Read more about dynamical models here.
What else can you do with geometries? Filtering! Our filtering library provides a set of geometry algorithms we have found useful for surgical simulations.
Read more about filtering here.
Devices are an important part to iMSTK. This is an the interactive surgical simulation toolkit after all.
- OpenVR: iMSTK, by default, builds with OpenVR. With a headset on, you may use OpenVR controllers for tools. See examples.
- Mouse & Keyboard: These are provided under the same API as our other devices for convenience.
- OpenHaptics: Allows one to use haptic tracking devices such as the Phantom Omni, these provide force feedback, under the right models we can stop your hand from moving when touching something, or give slight resistance.
- Coming Soon: VRPN, Bluetooth, Arduino …
Read more about iMSTK’s device support here.

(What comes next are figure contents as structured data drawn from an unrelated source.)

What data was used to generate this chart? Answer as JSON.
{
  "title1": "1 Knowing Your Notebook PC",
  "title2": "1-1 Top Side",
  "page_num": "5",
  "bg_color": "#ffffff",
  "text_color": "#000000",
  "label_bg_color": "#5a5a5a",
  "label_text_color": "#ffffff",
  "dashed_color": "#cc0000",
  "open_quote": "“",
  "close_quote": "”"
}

Controllers implement the controls of a device. We provide a couple of abstract base classes such as MouseControl, KeyboardControl, TrackingDeviceControl. As well as a few subclasses such as KeyboardSceneControl and MouseSceneControl which have some default behaviors such as stopping, starting, pausing a scene. But it’s heavily encouraged you to subclass your own. You may also use lambdas on the devices for fast prototyping.

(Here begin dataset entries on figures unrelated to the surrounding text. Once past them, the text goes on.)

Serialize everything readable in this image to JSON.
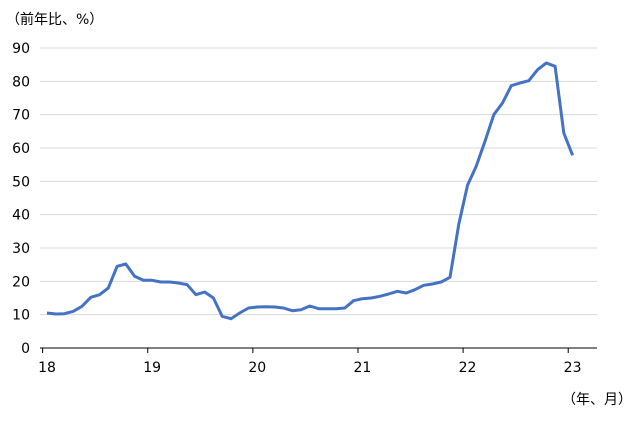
{
  "chart_data": {
    "type": "line",
    "title": "",
    "ylabel": "（前年比、%）",
    "xlabel": "（年、月）",
    "ylim": [
      0,
      90
    ],
    "yticks": [
      0,
      10,
      20,
      30,
      40,
      50,
      60,
      70,
      80,
      90
    ],
    "xtick_labels": [
      "18",
      "19",
      "20",
      "21",
      "22",
      "23"
    ],
    "x_start": "2018-01",
    "x_end": "2023-01",
    "frequency": "monthly",
    "grid": true,
    "line_color": "#4472C4",
    "series": [
      {
        "values": [
          10.5,
          10.2,
          10.3,
          11,
          12.5,
          15.2,
          16,
          18,
          24.5,
          25.2,
          21.5,
          20.3,
          20.3,
          19.8,
          19.8,
          19.5,
          19,
          16,
          16.8,
          15,
          9.5,
          8.8,
          10.5,
          12,
          12.3,
          12.4,
          12.3,
          12,
          11.2,
          11.5,
          12.6,
          11.8,
          11.8,
          11.8,
          12,
          14.2,
          14.8,
          15,
          15.5,
          16.2,
          17,
          16.5,
          17.5,
          18.8,
          19.2,
          19.8,
          21.2,
          37,
          48.8,
          54.5,
          62,
          70,
          73.5,
          78.7,
          79.5,
          80.2,
          83.5,
          85.5,
          84.5,
          64.5,
          57.8
        ]
      }
    ]
  }
}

Read more about controllers here.
Collision detection can be standalone in iMSTK but often finds it use through Interactions, later described in Scene. Put simply, its the act of computing “CollisionData” from two geometries. Most of the time these are “contacts” such as point normal contacts which give a point, a normal, and penetration depth. Often these are then later given to constraints to be added to a dynamical model.
Read more about iMSTK’s collision detection support here.
Collision handling implements how to consume collision data. For this reason it takes input CollisionData which is generally shared with CollisionDetection. iMSTK provides a number of handling methods, generally these call upon the functions of a DynamicalModel to immediately respond (explicit solve) or add something (such as a constraint) to later implicitly solve.
Read more about iMSTK’s collision handling support here.
A scene contains a flat collection of SceneObjects and can fully represent the virtual environment. These SceneObjects may be something like an OR table, a tissue, a leg, a light, or even non-visual objects. Additionally a scene contains a set of interactions via it’s InteractionGraph. A number of predefined InteractionPairs are available for iMSTK physics.
Read more about iMSTK scene here.
Geometries are great. But to fully leverage them you need to be able to import from other tools which are much better at creating them.
Read more about the geometry file types supported in iMSTK. Additionally about Scene and SceneObject importing here.
SimulationManager & Modules¶
Whilst scene’s define the virtual environment and how to update it. They don’t define how to drive it. You can certainly just call advance on the scene in a loop. That will get you decently far, but there’s a bit more too it than that.
Modules in iMSTK define something that can be init’d, update’d, and uninit’d and added to a ModuleDriver. In every iMSTK example you can simply add modules to our concrete ModuleDriver called the SimulationManager to run them. It defines a special way of updating them.
Read more about the SimulationManager in iMSTK with code samples here.
Rendering in iMSTK is done through delegation to support multiple backends. This means we setup delegate classes for each thing we want to render. And map what we want to render to what the backend allows us to render. Primarily we use VTK.